In this formulation the coefficient represents the number of ways: that's why the coefficient is 1 if the power is a multiple of 122 but 0 otherwise. Next we realize this infinite sum can be transformed into

    A(z) = 1 / (1 - z^122).
Next, we consider what happens if we are allowed to use both the $1.22 yoyo and $2.75 doll. We get

    B(z) = 1 / (1 - z^275) * A(z).
We repeat this for all items, to arrive at the closed form solution

    U(z) = 1 / ((1 - z^122) * (1 - z^275) * (1 - z^185) * ... * (1 - z^87))
Now if we have a computer algebra system we just ask it to do a Taylor expansion and read off the solution at the z^4394 term. Mathematica can do it but sadly I can't get Wolfram Alpha to do it. The answer is 4794820.

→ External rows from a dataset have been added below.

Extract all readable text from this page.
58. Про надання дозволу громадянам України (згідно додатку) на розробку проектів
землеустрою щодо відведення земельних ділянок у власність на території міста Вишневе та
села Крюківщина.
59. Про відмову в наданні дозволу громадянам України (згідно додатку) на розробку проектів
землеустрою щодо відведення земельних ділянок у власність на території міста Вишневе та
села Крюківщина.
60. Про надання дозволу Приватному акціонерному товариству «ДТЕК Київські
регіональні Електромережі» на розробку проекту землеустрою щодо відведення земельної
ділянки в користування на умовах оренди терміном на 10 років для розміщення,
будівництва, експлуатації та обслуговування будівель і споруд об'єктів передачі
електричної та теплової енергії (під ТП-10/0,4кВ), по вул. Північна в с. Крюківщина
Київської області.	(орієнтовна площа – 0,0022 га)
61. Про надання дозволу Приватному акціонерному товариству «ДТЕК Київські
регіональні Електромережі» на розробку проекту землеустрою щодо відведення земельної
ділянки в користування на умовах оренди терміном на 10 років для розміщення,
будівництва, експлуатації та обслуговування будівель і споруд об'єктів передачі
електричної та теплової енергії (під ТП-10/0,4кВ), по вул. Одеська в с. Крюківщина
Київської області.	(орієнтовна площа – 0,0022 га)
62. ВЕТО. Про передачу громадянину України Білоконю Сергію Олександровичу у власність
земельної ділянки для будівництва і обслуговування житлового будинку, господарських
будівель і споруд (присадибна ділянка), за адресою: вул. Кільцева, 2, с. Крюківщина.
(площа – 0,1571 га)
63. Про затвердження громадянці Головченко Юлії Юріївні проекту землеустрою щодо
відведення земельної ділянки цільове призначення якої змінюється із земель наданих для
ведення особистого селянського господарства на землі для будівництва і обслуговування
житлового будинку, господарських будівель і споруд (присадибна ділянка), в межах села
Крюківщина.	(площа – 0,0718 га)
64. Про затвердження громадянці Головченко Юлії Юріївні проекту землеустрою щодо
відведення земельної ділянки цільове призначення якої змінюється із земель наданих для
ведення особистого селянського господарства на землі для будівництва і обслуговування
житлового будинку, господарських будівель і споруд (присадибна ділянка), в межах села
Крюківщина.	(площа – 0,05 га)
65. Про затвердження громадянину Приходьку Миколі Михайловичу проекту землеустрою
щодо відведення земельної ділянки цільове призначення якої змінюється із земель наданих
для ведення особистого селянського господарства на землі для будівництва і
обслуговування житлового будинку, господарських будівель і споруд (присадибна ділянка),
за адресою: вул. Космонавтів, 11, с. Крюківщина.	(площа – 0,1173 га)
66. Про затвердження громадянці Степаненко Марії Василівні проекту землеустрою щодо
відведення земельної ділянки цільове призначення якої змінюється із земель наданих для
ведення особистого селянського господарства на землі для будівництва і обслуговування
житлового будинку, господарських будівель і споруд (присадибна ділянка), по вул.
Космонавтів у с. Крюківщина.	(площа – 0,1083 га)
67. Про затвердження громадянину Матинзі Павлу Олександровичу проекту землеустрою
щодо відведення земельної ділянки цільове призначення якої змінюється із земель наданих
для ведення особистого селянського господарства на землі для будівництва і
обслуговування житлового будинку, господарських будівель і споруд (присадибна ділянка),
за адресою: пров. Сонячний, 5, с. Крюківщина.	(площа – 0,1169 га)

(This allows repetitions, and I think the author didn't allow repetitions. The author also missed the third item, the $1.85 duckie which is apparent from the posted code and the fact that there are references to 2^20 not 2^21.)

If you don't have a computer algebra system you can of course solve it manually with dynamic programming: the coefficient of z^n for B(z) is equal to the coefficient of z^n for A(z) plus the coefficient of z^(n-275) for B(z). Just think about the distributive law for multiplication.

But then for Hacker News, I guess dynamic programming is more preferred then:

    #include <array>
    #include <stdio.h>
    
    int main() {
      static constexpr std::array<int, 21> kItemPrices = {
          122, 275, 185, 597, 647, 216, 713, 457, 146, 518, 316,
          489, 711, 645, 477, 804, 671, 231, 621, 98,  87};
      static std::array<std::array<int, 4395>, kItemPrices.size()> dp = {};
    
      // Base case
      for (int j = 0; j <= 4394; j += kItemPrices[0])
        dp[0][j] = 1;
    
      // Recurrence
      for (int i = 1; i < kItemPrices.size(); ++i) {
        for (int j = 0; j <= 4394; ++j) {
          dp[i][j] = dp[i - 1][j] +
                     (j - kItemPrices[i] < 0 ? 0 : dp[i][j - kItemPrices[i]]);
        }
      }
    
      printf("%d\n", dp[20][4394]);
    }
>The answer is 4794820 how do we get the answer from here?